Given my breakfast activities, imagine my surprise this afternoon when, while playing with my new favourite service, Duedil (try it, it’s great) I ran across a business I know quite well apparently using an offshore solution to do…well, I’m not exactly sure what.
That company is ContractorUK, which runs a news and advice site very similar to Freelance Advisor, albeit catering for the more hardcore contractor end of the market.
Rather than having a regular company setup with a few Directors, a few shareholders, ContractorUK appears to be wholly owned by a parent company called Everlast Investments Ltd based in Jersey.

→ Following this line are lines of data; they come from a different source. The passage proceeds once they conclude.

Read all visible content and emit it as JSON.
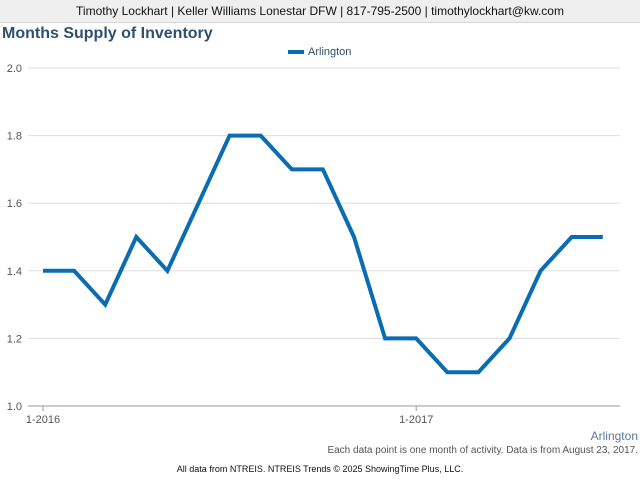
{
  "header": {
    "contact": "Timothy Lockhart | Keller Williams Lonestar DFW | 817-795-2500 | timothylockhart@kw.com"
  },
  "footnote": "Each data point is one month of activity. Data is from August 23, 2017.",
  "region_label": "Arlington",
  "footer": "All data from NTREIS. NTREIS Trends © 2025 ShowingTime Plus, LLC.",
  "colors": {
    "series": "#0a6db3",
    "title": "#2e5070",
    "grid": "#dddddd"
  },
  "chart_data": {
    "type": "line",
    "title": "Months Supply of Inventory",
    "xlabel": "",
    "ylabel": "",
    "ylim": [
      1.0,
      2.0
    ],
    "yticks": [
      "1.0",
      "1.2",
      "1.4",
      "1.6",
      "1.8",
      "2.0"
    ],
    "xticks": [
      {
        "index": 0,
        "label": "1-2016"
      },
      {
        "index": 12,
        "label": "1-2017"
      }
    ],
    "grid": true,
    "legend_position": "top",
    "x": [
      "2016-01",
      "2016-02",
      "2016-03",
      "2016-04",
      "2016-05",
      "2016-06",
      "2016-07",
      "2016-08",
      "2016-09",
      "2016-10",
      "2016-11",
      "2016-12",
      "2017-01",
      "2017-02",
      "2017-03",
      "2017-04",
      "2017-05",
      "2017-06",
      "2017-07",
      "2017-08"
    ],
    "series": [
      {
        "name": "Arlington",
        "values": [
          1.4,
          1.4,
          1.3,
          1.5,
          1.4,
          1.6,
          1.8,
          1.8,
          1.7,
          1.7,
          1.5,
          1.2,
          1.2,
          1.1,
          1.1,
          1.2,
          1.4,
          1.5,
          1.5,
          null
        ]
      }
    ]
  }
}
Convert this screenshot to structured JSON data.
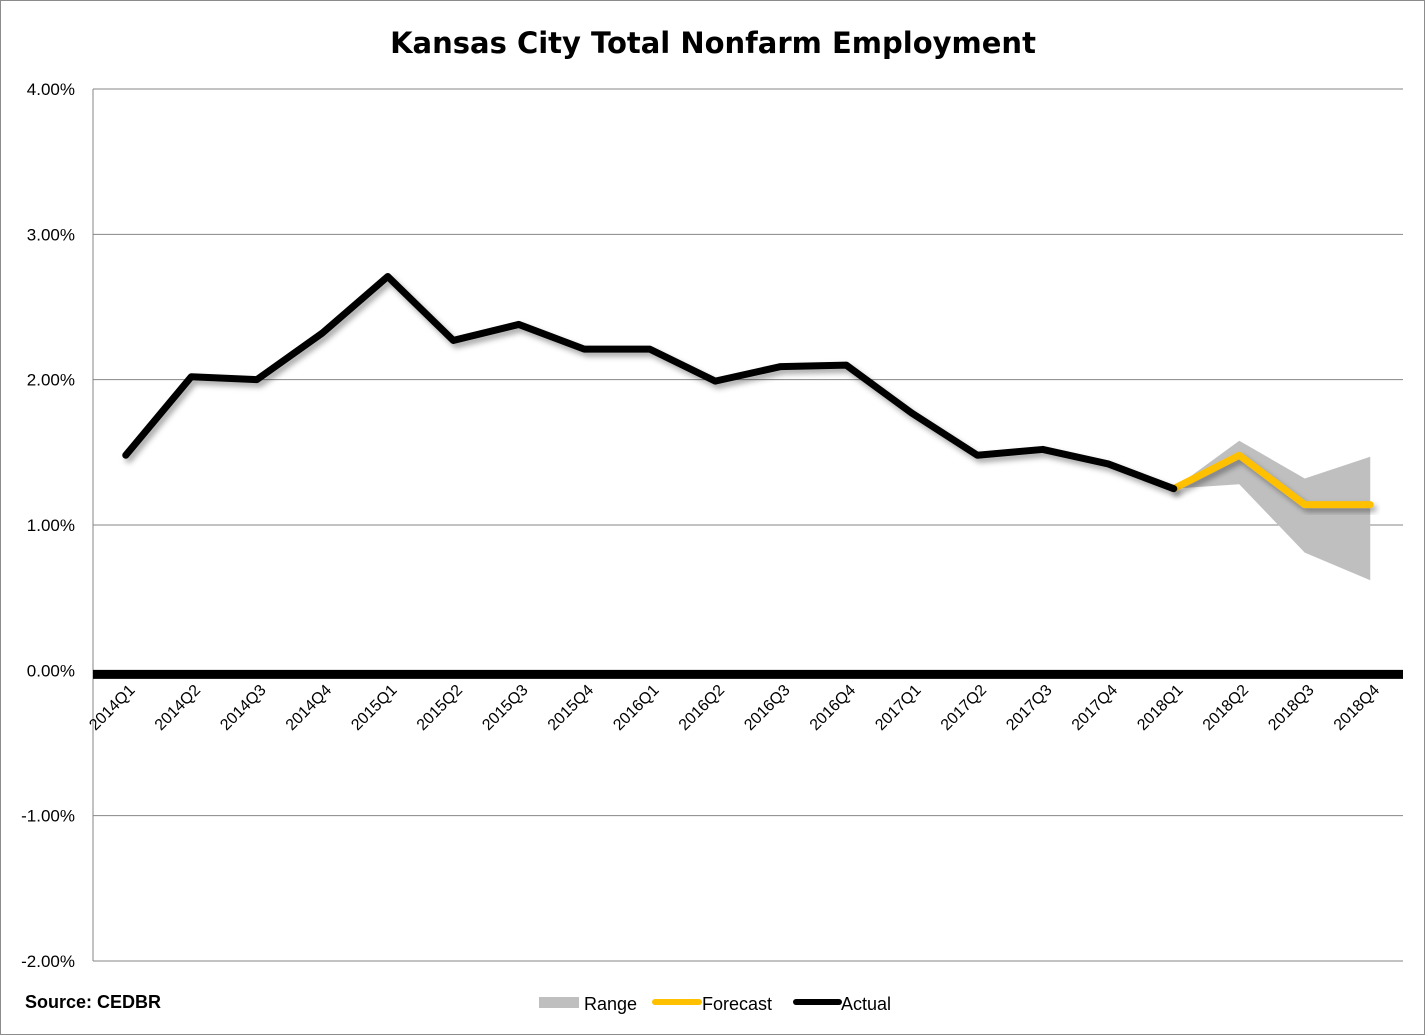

This is not particularly uncommon – plenty of businesses operate through Jersey for tax minimisation reasons (Amazon, for example) – although I’m not aware of any web publishing / advertising businesses which benefit from such a setup.
Of course I fell down the rabbit hole and looked up Everlast Investments which, it turns out, is itself owned by not one company but two; Blue Sapphire Ltd and Gems Secretaries Ltd, with a 50% shareholding apiece.
These two businesses are joint licensees of Gems Trustees Ltd, which is based in a PO Box in Nerine House on Guernsey, which is owned by Nerine Fiduciaries, who offer – you guessed it – offshore intermediary services in the British Virgin Islands, among other places. So, unless I’m missing something, ContractorUK’s ownership seems to disappear into the mire of the Virgin Islands using services designed to protect the anonymity of the owner and minimise tax. This seems like an incredibly extravagant financial vehicle for a medium-sized trade publisher.
I’m sure ContractorUK have their reasons for operating like this, however I just can’t see why. A tax dodge doesn’t make sense – the advertising business isn’t profitable enough to warrant such manoeuvring.
So rather than sage conclusions I leave you with a question – what’s up with that?